Google Ads Quality Score: A Complete Guide
Learn how Google Ads Quality Score works, what drives your 1-10 rating, and proven steps to lower your cost per click by up to 50%.
Quality Score is a number from 1 to 10 that Google assigns to each of your keywords in Google Ads. It is either a silent ally or a silent enemy of your budget. A high Quality Score means you pay less per click and appear at the top more often. A low Quality Score means Google pushes your competitors ahead of you, and you end up paying 2 to 5 times more for the same position.
What Makes Up Quality Score · 3 Factors
Google shows your QS on a scale of 1 to 10, plus the reasons behind it broken into 3 sub-scores:
1. Expected CTR (Expected Click-Through Rate)
How likely Google thinks it is that someone will click your ad when it appears for that keyword. Based on your history and the quality of your creative. Statuses: Above Average, Average, Below Average.
2. Ad Relevance
How closely your ad matches the searched query. If you bid on the keyword "AC repair London" but your ad reads "Skok · fast IT services", your ad relevance will be Below Average. Your ad text must contain the key phrases you are targeting.
3. Landing Page Experience
Whether your landing page is relevant to the keyword, fast, mobile-friendly, and has a clear call to action. If you send clicks to a home page covering 10 different services, your landing page experience will be Below Average because visitors have to dig through your site to find what they searched for. (See 10 landing page mistakes that directly lower your Quality Score.)
What a High Quality Score Delivers
- Lower cost per click (up to 50% less)
- Better auction position for the same bid
- Higher Impression Share (the percentage of times your ad is shown)
- Greater chance of appearing in the top 3 ads above organic results
How to Raise Your Quality Score · Factor by Factor
For Expected CTR (the fastest lever)
- Write ad copy that speaks directly to the benefit, not the brand
- Use numbers and concrete offers ('AC repair in 24h', 'From £49')
- Test 3 to 5 headline variations in the same ad group · Google will automatically favour the one with the best CTR
- Add ad extensions: sitelinks, callouts, structured snippets · all of these raise CTR and Google rewards that
For Ad Relevance
- Put the primary keyword in Headline 1 (ideally at the start)
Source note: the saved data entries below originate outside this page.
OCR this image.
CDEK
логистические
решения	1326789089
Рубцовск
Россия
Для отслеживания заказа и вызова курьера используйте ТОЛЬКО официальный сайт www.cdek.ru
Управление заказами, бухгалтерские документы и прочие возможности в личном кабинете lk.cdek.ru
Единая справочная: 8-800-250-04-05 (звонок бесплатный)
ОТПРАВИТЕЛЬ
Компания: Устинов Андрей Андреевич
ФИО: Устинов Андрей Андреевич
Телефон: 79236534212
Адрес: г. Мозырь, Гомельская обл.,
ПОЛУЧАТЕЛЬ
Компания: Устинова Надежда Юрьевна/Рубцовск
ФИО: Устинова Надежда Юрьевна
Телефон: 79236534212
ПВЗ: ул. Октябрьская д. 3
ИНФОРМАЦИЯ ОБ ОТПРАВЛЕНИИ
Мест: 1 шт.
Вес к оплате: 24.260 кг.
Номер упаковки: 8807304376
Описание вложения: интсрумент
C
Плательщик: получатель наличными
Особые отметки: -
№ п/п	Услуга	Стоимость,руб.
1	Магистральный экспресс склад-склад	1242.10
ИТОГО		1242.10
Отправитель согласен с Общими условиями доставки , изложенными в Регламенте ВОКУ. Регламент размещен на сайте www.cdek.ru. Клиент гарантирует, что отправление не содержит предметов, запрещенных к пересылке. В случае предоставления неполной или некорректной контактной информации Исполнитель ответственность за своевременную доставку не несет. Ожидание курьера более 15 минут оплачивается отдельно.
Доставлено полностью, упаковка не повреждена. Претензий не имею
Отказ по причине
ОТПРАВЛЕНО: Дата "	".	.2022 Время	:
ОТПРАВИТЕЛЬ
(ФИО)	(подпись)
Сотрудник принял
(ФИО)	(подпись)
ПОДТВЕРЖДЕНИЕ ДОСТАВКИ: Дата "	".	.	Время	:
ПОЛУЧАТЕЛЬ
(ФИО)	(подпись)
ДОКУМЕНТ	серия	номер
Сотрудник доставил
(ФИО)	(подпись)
- Put the secondary keyword in Headline 2 or the description
- Organise your campaign into tightly themed ad groups · one ad group = one thematic keyword set (max 10 to 15 keywords)
- Never put 100 keywords into one ad group with the same ad text · ad relevance will drop
For Landing Page Experience
- Send clicks to a DEDICATED landing page for that keyword, not your home page
- The landing page headline must contain the keyword (at minimum a close variant)
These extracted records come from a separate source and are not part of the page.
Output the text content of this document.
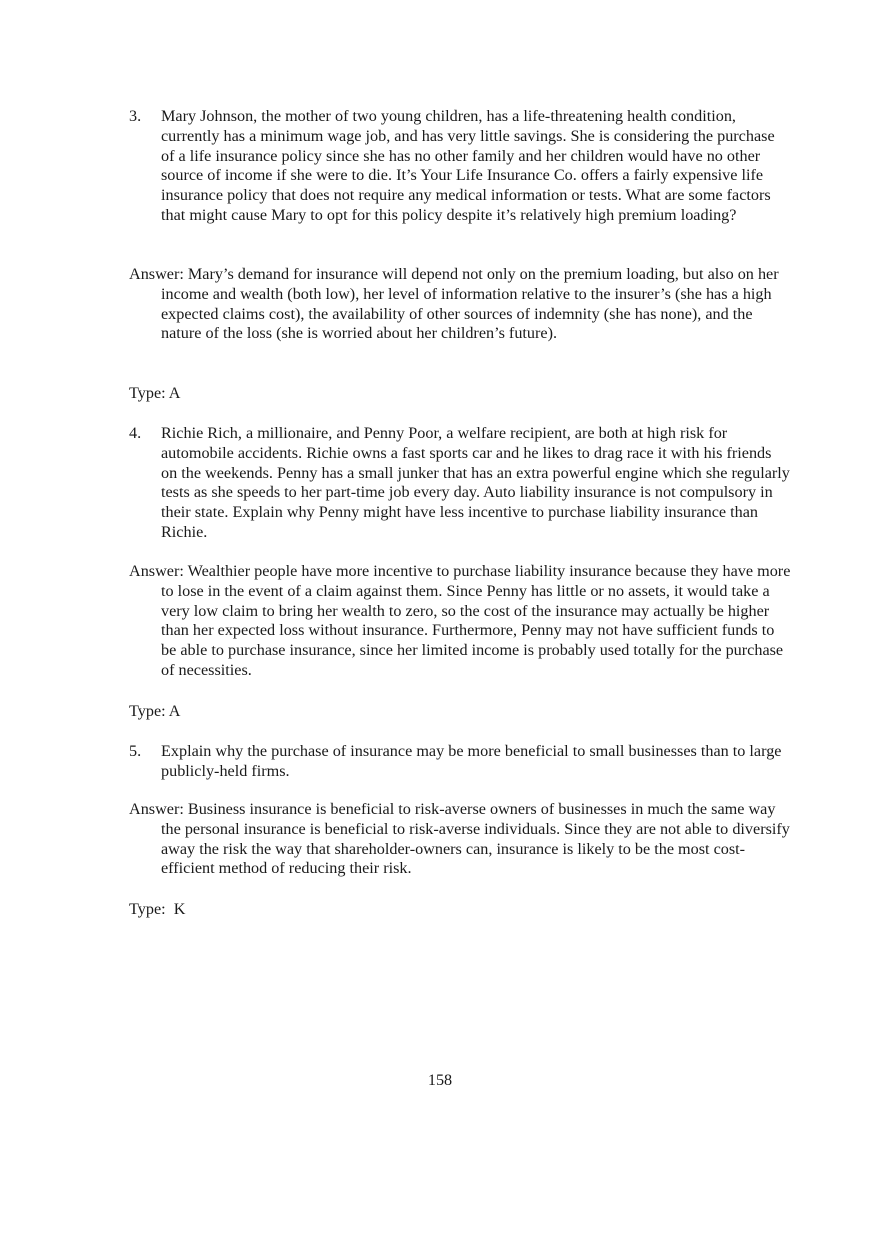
3. Mary Johnson, the mother of two young children, has a life-threatening health condition, currently has a minimum wage job, and has very little savings. She is considering the purchase of a life insurance policy since she has no other family and her children would have no other source of income if she were to die. It’s Your Life Insurance Co. offers a fairly expensive life insurance policy that does not require any medical information or tests. What are some factors that might cause Mary to opt for this policy despite it’s relatively high premium loading?
Answer: Mary’s demand for insurance will depend not only on the premium loading, but also on her income and wealth (both low), her level of information relative to the insurer’s (she has a high expected claims cost), the availability of other sources of indemnity (she has none), and the nature of the loss (she is worried about her children’s future).
Type: A
4. Richie Rich, a millionaire, and Penny Poor, a welfare recipient, are both at high risk for automobile accidents. Richie owns a fast sports car and he likes to drag race it with his friends on the weekends. Penny has a small junker that has an extra powerful engine which she regularly tests as she speeds to her part-time job every day. Auto liability insurance is not compulsory in their state. Explain why Penny might have less incentive to purchase liability insurance than Richie.
Answer: Wealthier people have more incentive to purchase liability insurance because they have more to lose in the event of a claim against them. Since Penny has little or no assets, it would take a very low claim to bring her wealth to zero, so the cost of the insurance may actually be higher than her expected loss without insurance. Furthermore, Penny may not have sufficient funds to be able to purchase insurance, since her limited income is probably used totally for the purchase of necessities.
Type: A
5. Explain why the purchase of insurance may be more beneficial to small businesses than to large publicly-held firms.
Answer: Business insurance is beneficial to risk-averse owners of businesses in much the same way the personal insurance is beneficial to risk-averse individuals. Since they are not able to diversify away the risk the way that shareholder-owners can, insurance is likely to be the most cost-efficient method of reducing their risk.
Type:  K
158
- Speed · LCP under 2.5 seconds. A slower site directly lowers QS
- Mobile-friendly · 60%+ of clicks come from phones
- One clear CTA, not 5 buttons competing for attention
For a detailed landing page structure, see our guides on writing a hero section that converts and mobile-first web design · both directly affect your QS.
How to View Your Quality Score · Step by Step
Open Google Ads. Click the Keywords tab. Click the columns icon (Columns) → Modify columns → "Quality Score" section. Add all 4 items:
- Quality Score (the main 1-10 number)
- Expected CTR
- Ad Relevance
- Landing Page Experience
Now for each keyword you can see exactly which of the 3 factors is the problem. Filter by Quality Score < 5 · this is your hit list; every one of those keywords needs to be fixed or paused.
When to Pause a Keyword Instead of Fixing It
Sometimes a Quality Score cannot be improved because the keyword is simply not the right match for your business. If the keyword "computer repair" gives you a QS of 3 because your landing page talks about software development · pause it instead of trying to magically fix it. A reliable rule of thumb: if after 30 days of improvements your QS is still below 5 · that keyword is not for you.
Quality Score is invisible, like a silent business partner · but it controls your campaign budget more than almost any other setting. An hour a week spent on QS optimisation pays back through lower CPCs and more conversions for the same budget.